Dude, look, here's code for the core functionality of a GPT2 model taken from the most simplified but still functional source I could find: https://jaykmody.com/blog/gpt-from-scratch/

This is the ENTIRE code you need to run a basic LLM (save for loading it).

import numpy as np

def gelu(x):
    return 0.5 * x * (1 + np.tanh(np.sqrt(2 / np.pi) * (x + 0.044715 * x**3)))

def softmax(x):
    exp_x = np.exp(x - np.max(x, axis=-1, keepdims=True))
    return exp_x / np.sum(exp_x, axis=-1, keepdims=True)

def layer_norm(x, g, b, eps: float = 1e-5):
    mean = np.mean(x, axis=-1, keepdims=True)
    variance = np.var(x, axis=-1, keepdims=True)
    return g * (x - mean) / np.sqrt(variance + eps) + b

def linear(x, w, b):
    return x @ w + b

def ffn(x, c_fc, c_proj):
    return linear(gelu(linear(x, **c_fc)), **c_proj)

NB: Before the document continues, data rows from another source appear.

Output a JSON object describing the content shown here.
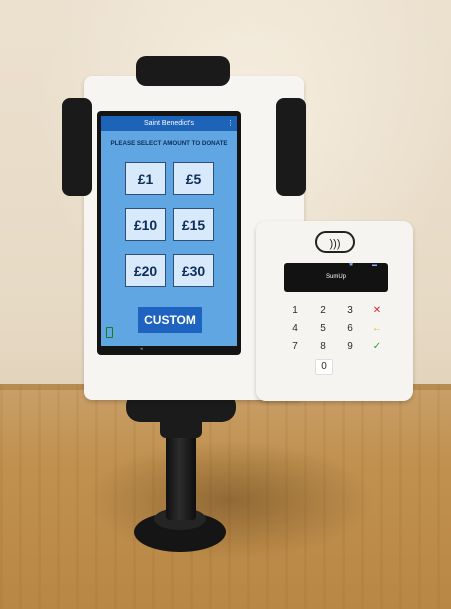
{
  "kiosk": {
    "title": "Saint Benedict's",
    "prompt": "PLEASE SELECT AMOUNT TO DONATE",
    "amounts": [
      "£1",
      "£5",
      "£10",
      "£15",
      "£20",
      "£30"
    ],
    "custom_label": "CUSTOM"
  },
  "card_reader": {
    "brand_text": "SumUp",
    "contactless_symbol": ")))",
    "keys": [
      "1",
      "2",
      "3",
      "4",
      "5",
      "6",
      "7",
      "8",
      "9",
      "0"
    ],
    "cancel_symbol": "✕",
    "back_symbol": "←",
    "ok_symbol": "✓"
  },
  "colors": {
    "screen_bg": "#5fa6e2",
    "app_bar": "#1d63b8",
    "custom_button": "#1e63c0",
    "cancel_key": "#d62c2c",
    "back_key": "#e3b300",
    "ok_key": "#2fa331"
  }
}
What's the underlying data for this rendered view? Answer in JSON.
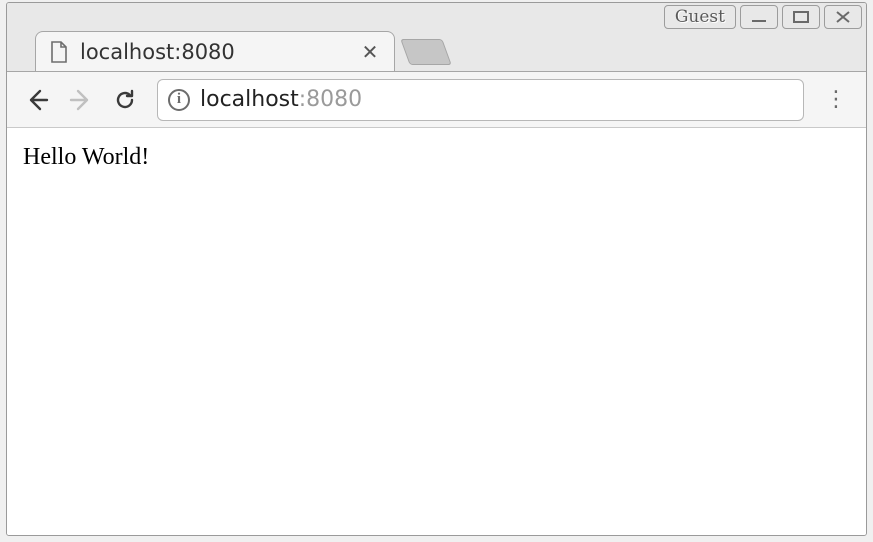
{
  "window": {
    "guest_label": "Guest"
  },
  "tab": {
    "title": "localhost:8080"
  },
  "omnibox": {
    "host": "localhost",
    "port_suffix": ":8080"
  },
  "page": {
    "body": "Hello World!"
  }
}
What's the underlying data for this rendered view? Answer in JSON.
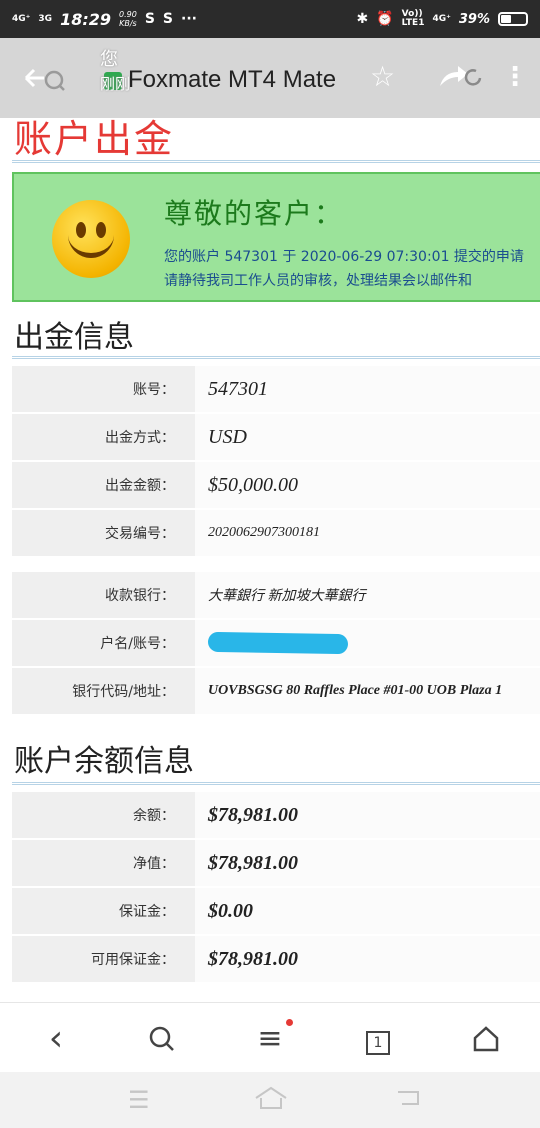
{
  "status_bar": {
    "sim1": "4G⁺",
    "sim2": "3G",
    "time": "18:29",
    "speed_value": "0.90",
    "speed_unit": "KB/s",
    "app_icon_1": "S",
    "app_icon_2": "S",
    "dots": "···",
    "volte": "Vo))\nLTE1",
    "sim3": "4G⁺",
    "battery_pct": "39%",
    "battery_level": 0.39
  },
  "browser": {
    "title": "Foxmate MT4 Mate",
    "notif_char": "您",
    "notif_time": "刚刚"
  },
  "page": {
    "heading": "账户出金",
    "notice": {
      "title": "尊敬的客户：",
      "line1": "您的账户 547301 于 2020-06-29 07:30:01 提交的申请",
      "line2": "请静待我司工作人员的审核，处理结果会以邮件和"
    },
    "withdrawal_section_title": "出金信息",
    "withdrawal_rows": [
      {
        "label": "账号：",
        "value": "547301"
      },
      {
        "label": "出金方式：",
        "value": "USD"
      },
      {
        "label": "出金金额：",
        "value": "$50,000.00"
      },
      {
        "label": "交易编号：",
        "value": "2020062907300181"
      }
    ],
    "bank_rows": [
      {
        "label": "收款银行：",
        "value": "大華銀行 新加坡大華銀行"
      },
      {
        "label": "户名/账号：",
        "value": ""
      },
      {
        "label": "银行代码/地址：",
        "value": "UOVBSGSG 80 Raffles Place #01-00 UOB Plaza 1"
      }
    ],
    "balance_section_title": "账户余额信息",
    "balance_rows": [
      {
        "label": "余额：",
        "value": "$78,981.00"
      },
      {
        "label": "净值：",
        "value": "$78,981.00"
      },
      {
        "label": "保证金：",
        "value": "$0.00"
      },
      {
        "label": "可用保证金：",
        "value": "$78,981.00"
      }
    ]
  },
  "bottom_nav": {
    "back": "‹",
    "search": "○",
    "menu": "≡",
    "tabs_count": "1",
    "home": "⌂"
  },
  "colors": {
    "red": "#e53935",
    "green": "#2aa52a",
    "blue": "#1e88e5",
    "notice_bg": "#9be39a"
  }
}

def attention(q, k, v, mask):
    return softmax(q @ k.T / np.sqrt(q.shape[-1]) + mask) @ v

def mha(x, c_attn, c_proj, n_head):
    x = linear(x, **c_attn)
    qkv_heads = list(map(lambda x: np.split(x, n_head, axis=-1), np.split(x, 3, axis=-1)))
    casual_mask = (1 - np.tri(x.shape[0])) * -1e10
    out_heads = [attention(q, k, v, casual_mask) for q, k, v in zip(*qkv_heads)]
    x = linear(np.hstack(out_heads), **c_proj)
    return x

def transformer_block(x, mlp, attn, ln_1, ln_2, n_head):
    x = x + mha(layer_norm(x, **ln_1), **attn, n_head=n_head)
    x = x + ffn(layer_norm(x, **ln_2), **mlp)
    return x

def gpt2(inputs, wte, wpe, blocks, ln_f, n_head):
    x = wte[inputs] + wpe[range(len(inputs))]
    for block in blocks:
        x = transformer_block(x, **block, n_head=n_head)
    return layer_norm(x, **ln_f) @ wte.T

def generate(inputs, params, n_head, n_tokens_to_generate):
    from tqdm import tqdm
    for _ in tqdm(range(n_tokens_to_generate), "generating"):
        logits = gpt2(inputs, **params, n_head=n_head)
        next_id = np.argmax(logits[-1])
        inputs = np.append(inputs, [next_id])
    return list(inputs[len(inputs) - n_tokens_to_generate :])

def main(prompt: str, n_tokens_to_generate: int = 40, model_size: str = "124M", models_dir: str = "models"):
    from utils import load_encoder_hparams_and_params
    encoder, hparams, params = load_encoder_hparams_and_params(model_size, models_dir)
    input_ids = encoder.encode(prompt)
    assert len(input_ids) + n_tokens_to_generate < hparams["n_ctx"]
    output_ids = generate(input_ids, params, hparams["n_head"], n_tokens_to_generate)
    output_text = encoder.decode(output_ids)
    return output_text

if __name__ == "__main__":
    import fire
    fire.Fire(main)

Let me walk you through the important parts:

First, the prompt is encoded with a byte-pair encoding tokenizer. This groups letters together and turns them into integers to use as ids. This is just a look-up table.

The generate loop gets logits directly from running the LLM. What are logits? It's a probability that's assigned to each possible token id.

With that, you just need to take the highest value and that gives you the token.

See how the LLM directly outputted the highest probable word (or token rather)? Where is the "interface layer"? Where is the second algorithm? No such thing.

And yes, this is pretty much how ALL modern LLMs work. It's extremely simple. They just predict the next token, by themselves. All the sophisticated outputs you see arise purely out of that. THAT is the miracle that no-one could believe for a while.

When put like that, it gives the sense that one Mark Zuckerberg is seriously overpaying some recent hires.

I think he’s arguing that the argmax you run over the logits is not technically part of the LLM neural network so the LLM is just ‘an algorithm that produces math’ (ie produced a probability distribution), but that seems tendentious and also kind of weirdly put because it sounds like describing a tokenizer.